La Corte d’appello, in effetti, per “convalidare” (sanare?) la palese nullità del provvedimento di decadenza, è stata costretta ad ipotizzare, con grande sforzo di fantasia ed innovativa forzatura, che il sindaco di Giulianova per eseguire lo “sfratto” di un bimbo di soli 10 anni ed una nonna di oltre 80, avrebbe agito nell’improbabile (e grottesca) veste di “Ufficiale del Governo”, quindi allo scopo di prevenire e di eliminare gravi pericoli che minacciano l’incolumità pubblica e la sicurezza urbana, in realtà neppur ipotizzati (ed ipotizzabili) nel provvedimento impugnato!

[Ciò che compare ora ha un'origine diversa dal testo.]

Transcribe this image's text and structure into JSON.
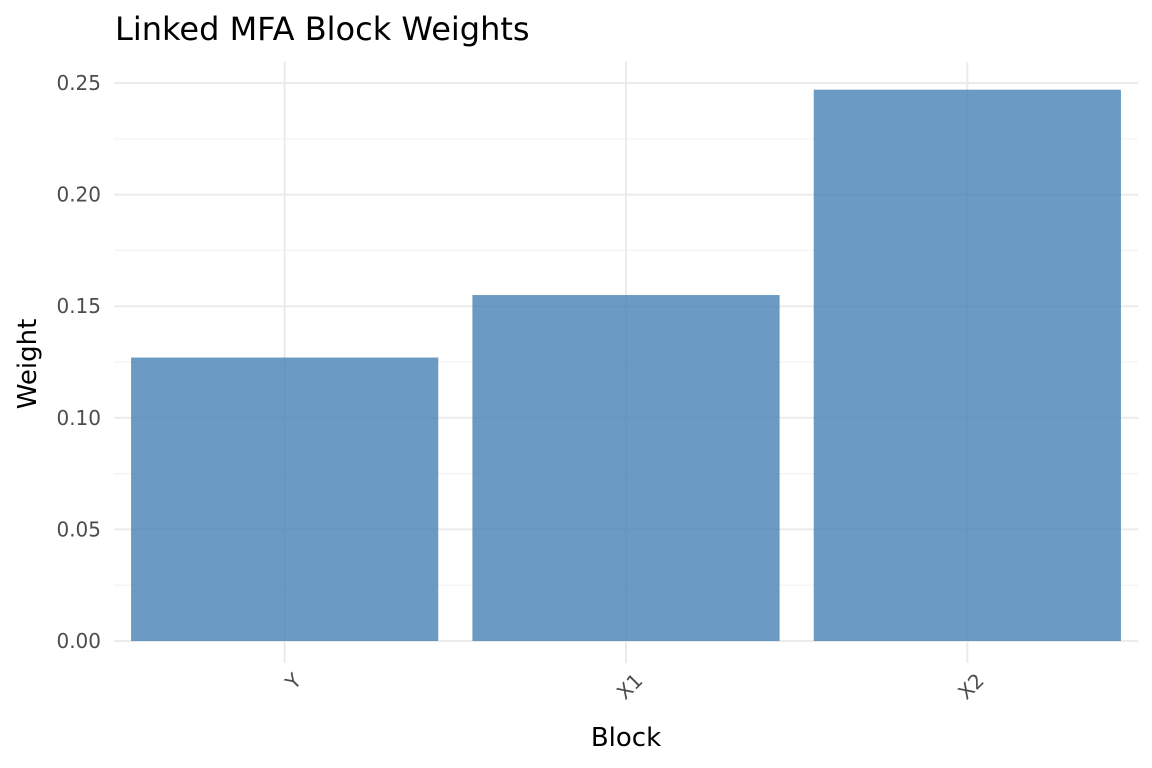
{
  "chart_data": {
    "type": "bar",
    "title": "Linked MFA Block Weights",
    "xlabel": "Block",
    "ylabel": "Weight",
    "categories": [
      "Y",
      "X1",
      "X2"
    ],
    "values": [
      0.127,
      0.155,
      0.247
    ],
    "ylim": [
      0,
      0.25
    ],
    "yticks": [
      0.0,
      0.05,
      0.1,
      0.15,
      0.2,
      0.25
    ],
    "ytick_labels": [
      "0.00",
      "0.05",
      "0.10",
      "0.15",
      "0.20",
      "0.25"
    ],
    "grid": true,
    "legend": "none",
    "colors": {
      "bar": "#4682b4"
    }
  }
}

Il ricorrente, nel citare il granitico orientamento del Consiglio di Stato (vd. sentenza n. 5073/2006) secondo cui è da escludere che il sindaco, quale organo di governo al quale spettano, perciò, poteri di controllo politico-amministrativo, possa porre in essere atti, quale quello di revoca di un alloggio popolare, che rientrano nell’ambito della gestione amministrativa, finanziaria e tecnica, pone inoltre in rilievo l’assoluto difetto dei presupposti di legge per la pronunzia della decisione di decadenza, posto che l’unica condotta rilevante a tal fine non può non esser individuata nel venir meno della destinazione ad uso abitativo”.